The house on lot 2, sale pending.

 
The house on lot 3, short-sale price tag of $2.99 million.


The house on lot 4 sold for $2.65 million.

List Price: $1.9 million
Sale Price: $1 million
The Property: Today’s house, situated in an unincorporated area near Winnetka, once carried a price tag of $5.1 million. But that price was for a finished home—and not only was this house never finished, but the company that built it ended up handing the home back to its lender, Mutual Bank, last October. On May 26th, the bank sold the unfinished house for $1 million.

What’s more, that same builder turned over to Mutual Bank the house next door, which is closer to be being completed than this one. According to Jean Royster, the Coldwell Banker agent who represented both homes, that next-door house currently has a sale pending.

Today’s featured house is a ten-room residence with four bedrooms and six-plus baths on an acre of land overlooking a pond. As of June 11th, it was still cloaked in a Tyvek underwrap, with no exterior finish over that. I could not tell how much of the interior had been completed. Royster would not comment on how much work remains to be done on the house, and I could not track down the builder. But Frank Lardino, the @Properties agent on a nearby house, says today’s house is “more unfinished than finished.”
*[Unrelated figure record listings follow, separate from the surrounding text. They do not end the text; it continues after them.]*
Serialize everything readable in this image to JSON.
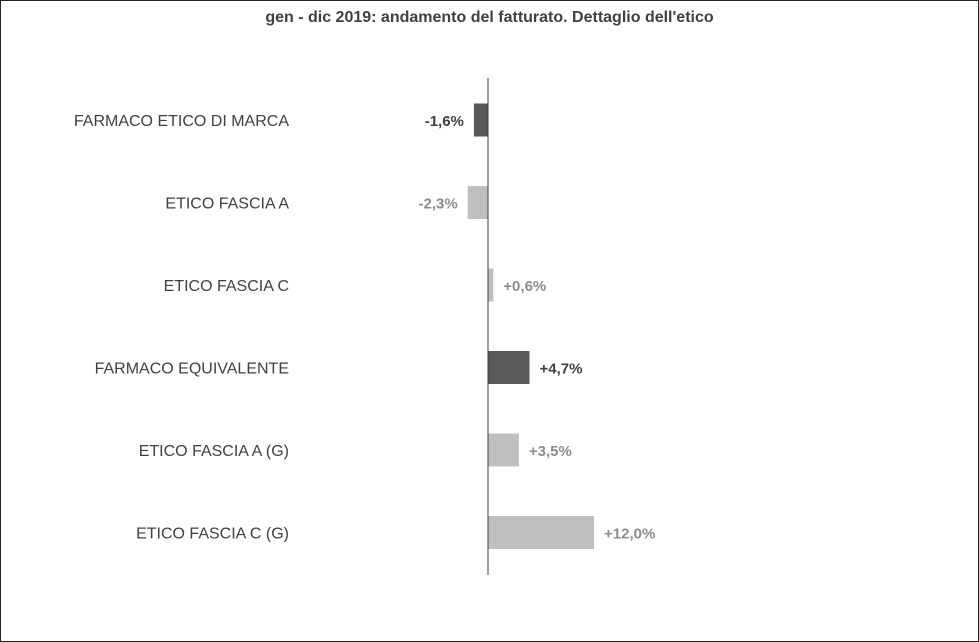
{
  "chart_data": {
    "type": "bar",
    "orientation": "horizontal",
    "title": "gen - dic 2019:  andamento del fatturato. Dettaglio dell'etico",
    "xlabel": "",
    "ylabel": "",
    "grid": false,
    "legend": "none",
    "xlim": [
      -3,
      12
    ],
    "categories": [
      "FARMACO ETICO DI MARCA",
      "ETICO FASCIA A",
      "ETICO FASCIA C",
      "FARMACO EQUIVALENTE",
      "ETICO FASCIA A (G)",
      "ETICO FASCIA C (G)"
    ],
    "values": [
      -1.6,
      -2.3,
      0.6,
      4.7,
      3.5,
      12.0
    ],
    "value_labels": [
      "-1,6%",
      "-2,3%",
      "+0,6%",
      "+4,7%",
      "+3,5%",
      "+12,0%"
    ],
    "emphasis": [
      true,
      false,
      false,
      true,
      false,
      false
    ],
    "colors": {
      "emphasis_bar": "#595959",
      "normal_bar": "#bfbfbf",
      "emphasis_label": "#404040",
      "normal_label": "#8c8c8c",
      "axis": "#404040"
    }
  }
}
Today’s house and its neighbor are two of four homes built on Longmeadow Road in an unincorporated area west of Winnetka. From 1923 to 1934, the area served as a setting for foxhunts. The four houses were built on a parcel of land (about four acres) that until 2006 held a single older home. All four of the new houses wound up in some stage of distress.

Price Points: County records do not reveal what the builder’s limited liability company, Longmeadow Road LLC, paid for the land on which the four homes were built. But in April 2006, Longmeadow Road LLC sold two lots from the original parcel of land for $3 million. (Going west to east, let’s call them lot 1—the site of today’s house—and lot 2, the house with a sale pending.) Around the same time, it sold a third lot (lot 3) to a different LLC, for $1.55 million.

The house on lot 4 is finished. In October 2008, Mutual Bank took over the deed to that house, although county records are not clear on whether it was taken from the same builder as was handing over lots 1 and 2 at about the same time. Either way, in March, Mutual sold the house on lot 4 for $2.65 million, when its asking price was $3.9 million.

The completed house on lot 3, which Lardino represents, is now “in a short sale situation,” he says. That house was listed at $4.5 million, but the price was later reduced to $3.9 million. “With what’s going on with the [other Longmeadow] houses,” says Lardino, “we realized we’d have to short-sale it”—that is, let it go for less than the builder owes on it. The asking price is now $2.99 million.

The most recent asking price for the house on lot 2—the one that Royster says has a sale contract pending—was $2.7 million, down from $4.999 million. Royster would not disclose the sale price. The buyer of the house on lot 1—today’s featured property—is not yet identified in public records.